Gent.le dott.ssa Sottile, sono Rossella, una vostra recente lettrice. Scrivo gli anni col 4 e sono da poco rientrata in ufficio. Qualche giorno fa mi sono sentita molto giù di morale e ho chiesto una consulenza psicologica per capire meglio cosa mi sta succedendo. Lo psicologo mi ha rassicurata e mi ha prescritto lunghe camminate. Ero un po’ inibita e non ho saputo chiedere spiegazioni. Può dirmi lei cosa c’entra il camminare?
Gentile Rossella, ci fa piacere averla come lettrice e che lei abbia affidato a noi il suo dubbio.
Può essere normale sentirsi giù di morale adesso, anche se il lockdown è finito e tutto prova a tornare al consueto andamento. Anche qualora questo tentativo sociale non fosse contaminato dalle nuove incertezze e da nuove paure, sarebbe comunque abbastanza normale il suo malessere. Sicuramente lo psicologo le avrà detto che può avere accumulato tensione nel reprimere ogni pensiero negativo nei mesi più critici, per poterli fronteggiare con ottimismo e operatività. Ha scacciato dalla porta ciò che, quasi sempre nelle nostre vite, tende a rientrare dalla finestra. È come se avesse sottoposto un muscolo ad allenamento serrato, ignorando il dolore o sedandolo con antinfiammatori, e adesso si ritrova a terra a un giorno dalle gare.
Non conosco i particolari delle sue giornate di quarantena, ma le parole del dott. rassicurano anche me, che guardo con entusiasmo al consiglio che le ha dato e che io stessa spesso do.
Lockdown a parte, è comunque condizione dell’uomo moderno la posizione da scrivania, con i piedi su, che perdono contatto col suolo, a scapito del nostro radicamento (immagini un albero le cui radici vengano sradicate), e la testa giù, a ridurre drasticamente il nostro orizzonte visivo (ben prima che arrivassero gli smartphone). L’apertura dell’orizzonte è stata la prima conseguenza della conquista della posizione eretta nella storia del genere umano. Questo ha consentito una maggior padronanza dello spazio e la possibilità di utilizzare le mani per manipolare gli oggetti. Da qui è stato un effetto domino. La possibilità di muoversi su più ampi territori, ha richiesto la necessità di formare gruppi coesi, capaci di cooperare e organizzarsi. A tal fine (necessità fa virtù) si è cominciata a usare una comunicazione simbolica (il linguaggio verbale) corredata da un pensiero più sofisticato, andando a complessificare le modalità interattive.
Ebbene, per farla breve, come più volte gli studiosi hanno evidenziato, camminare e pensare sono strettamente legati.
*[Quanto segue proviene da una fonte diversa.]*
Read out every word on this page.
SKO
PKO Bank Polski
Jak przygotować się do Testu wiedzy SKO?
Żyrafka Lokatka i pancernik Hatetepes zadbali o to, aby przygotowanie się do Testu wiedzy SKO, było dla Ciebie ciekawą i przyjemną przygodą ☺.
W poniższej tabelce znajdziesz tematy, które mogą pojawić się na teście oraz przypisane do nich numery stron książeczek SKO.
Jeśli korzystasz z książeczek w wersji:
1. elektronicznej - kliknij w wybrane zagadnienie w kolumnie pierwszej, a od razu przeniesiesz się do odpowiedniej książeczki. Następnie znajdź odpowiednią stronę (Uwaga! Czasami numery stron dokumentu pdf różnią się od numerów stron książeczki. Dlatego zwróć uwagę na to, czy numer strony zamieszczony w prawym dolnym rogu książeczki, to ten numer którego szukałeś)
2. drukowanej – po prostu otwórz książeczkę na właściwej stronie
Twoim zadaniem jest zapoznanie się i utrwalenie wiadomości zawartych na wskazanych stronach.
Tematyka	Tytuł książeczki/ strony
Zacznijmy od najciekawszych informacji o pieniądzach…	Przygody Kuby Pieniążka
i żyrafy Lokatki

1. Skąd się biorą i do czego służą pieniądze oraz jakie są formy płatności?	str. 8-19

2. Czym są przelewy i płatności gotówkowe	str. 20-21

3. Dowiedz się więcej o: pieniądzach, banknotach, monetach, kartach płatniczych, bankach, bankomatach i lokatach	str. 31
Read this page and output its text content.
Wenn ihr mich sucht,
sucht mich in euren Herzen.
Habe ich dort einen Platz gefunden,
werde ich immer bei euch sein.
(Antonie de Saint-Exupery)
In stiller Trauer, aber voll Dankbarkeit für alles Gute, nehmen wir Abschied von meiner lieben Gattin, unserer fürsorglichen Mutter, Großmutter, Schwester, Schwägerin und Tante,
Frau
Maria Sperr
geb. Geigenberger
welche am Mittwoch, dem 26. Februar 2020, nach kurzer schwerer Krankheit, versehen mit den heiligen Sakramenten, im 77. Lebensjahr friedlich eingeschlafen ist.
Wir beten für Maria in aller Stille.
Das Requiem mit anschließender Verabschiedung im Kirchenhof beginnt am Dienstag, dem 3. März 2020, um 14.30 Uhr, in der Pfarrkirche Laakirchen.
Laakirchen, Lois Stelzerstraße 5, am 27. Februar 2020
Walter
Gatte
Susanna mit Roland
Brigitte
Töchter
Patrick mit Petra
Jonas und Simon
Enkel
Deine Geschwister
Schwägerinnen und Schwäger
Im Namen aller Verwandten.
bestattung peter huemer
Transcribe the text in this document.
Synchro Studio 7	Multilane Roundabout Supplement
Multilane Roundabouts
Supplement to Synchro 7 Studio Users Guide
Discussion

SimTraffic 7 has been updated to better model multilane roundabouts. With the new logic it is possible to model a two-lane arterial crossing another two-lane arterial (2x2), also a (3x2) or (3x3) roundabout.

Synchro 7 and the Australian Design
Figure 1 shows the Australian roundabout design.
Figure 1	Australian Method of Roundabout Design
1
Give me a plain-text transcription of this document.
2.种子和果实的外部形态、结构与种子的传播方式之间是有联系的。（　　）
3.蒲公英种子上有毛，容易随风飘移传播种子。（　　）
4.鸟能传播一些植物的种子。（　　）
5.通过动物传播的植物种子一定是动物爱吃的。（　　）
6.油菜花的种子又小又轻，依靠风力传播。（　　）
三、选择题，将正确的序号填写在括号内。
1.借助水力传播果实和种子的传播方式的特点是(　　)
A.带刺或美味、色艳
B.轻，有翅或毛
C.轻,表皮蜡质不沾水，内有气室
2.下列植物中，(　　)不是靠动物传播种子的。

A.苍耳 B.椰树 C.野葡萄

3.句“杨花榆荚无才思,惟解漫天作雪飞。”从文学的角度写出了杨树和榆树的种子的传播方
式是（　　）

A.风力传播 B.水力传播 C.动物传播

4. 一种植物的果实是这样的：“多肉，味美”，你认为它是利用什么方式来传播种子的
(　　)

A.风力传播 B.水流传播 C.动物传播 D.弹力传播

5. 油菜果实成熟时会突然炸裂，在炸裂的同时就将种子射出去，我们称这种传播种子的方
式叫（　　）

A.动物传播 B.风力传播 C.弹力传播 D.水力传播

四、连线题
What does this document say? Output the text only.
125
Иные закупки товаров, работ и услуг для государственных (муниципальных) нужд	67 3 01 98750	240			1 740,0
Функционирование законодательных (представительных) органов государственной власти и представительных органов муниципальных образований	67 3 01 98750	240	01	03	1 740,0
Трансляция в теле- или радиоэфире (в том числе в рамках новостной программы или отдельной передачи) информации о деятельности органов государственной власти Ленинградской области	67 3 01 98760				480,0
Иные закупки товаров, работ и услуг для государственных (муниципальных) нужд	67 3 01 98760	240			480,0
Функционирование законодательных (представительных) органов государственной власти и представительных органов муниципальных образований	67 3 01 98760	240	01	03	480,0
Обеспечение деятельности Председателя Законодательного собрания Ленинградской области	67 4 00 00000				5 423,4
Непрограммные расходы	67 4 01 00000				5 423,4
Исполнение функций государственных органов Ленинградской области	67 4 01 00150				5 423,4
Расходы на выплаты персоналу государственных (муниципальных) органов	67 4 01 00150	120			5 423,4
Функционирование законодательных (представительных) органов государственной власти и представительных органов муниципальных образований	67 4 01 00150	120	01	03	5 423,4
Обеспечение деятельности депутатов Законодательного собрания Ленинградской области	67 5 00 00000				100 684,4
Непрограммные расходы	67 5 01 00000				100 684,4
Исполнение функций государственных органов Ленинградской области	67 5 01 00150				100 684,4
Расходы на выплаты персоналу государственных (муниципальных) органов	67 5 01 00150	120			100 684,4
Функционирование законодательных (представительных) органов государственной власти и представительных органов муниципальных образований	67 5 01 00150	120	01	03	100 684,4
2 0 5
Il ritmo moderato dei passi attiva processi che consentono di pensare in modo più ordinato, più ricco di associazioni mentali e creatività (che non è solo quella artistica ma anche nella risoluzione di problemi pratici quotidiani). Le due funzioni entrano in collisione solo quando sono spinte a intensificarsi, l’una a scapito dell’altra: provi a svolgere complesse operazioni matematiche o ad accelerare sino alla corsa. Nel primo caso sarà costretta a rallentare, nel secondo caso non riuscirà a pensare a niente, il che può essere di enorme utilità per svuotare la mente. Ogni tanto ci meritiamo una pausa dall’iperattività dei nostri pensieri!
I benefici sono innumerevoli: sul piano fisico (molti studi hanno evidenziato come camminare per un’ora al giorno migliori tutti i parametri corporei) e su quello relazionale (camminare insieme, lavorando sulla sincronizzazione o anche sulla semplice condivisone di uno stesso sguardo, si allenano i neuroni specchio con benefico impatto in termini di empatia).
Insomma, Rossella, potrebbe non bastare questa buona abitudine per ritrovare il suo equilibrio, per cui innanzitutto continui ad andare dallo psicologo; tuttavia, non trascuri, almeno 2-3 volte a settimana, di camminare. E non per andare a fare la spesa, ma senza altro obiettivo che godersi il viaggio.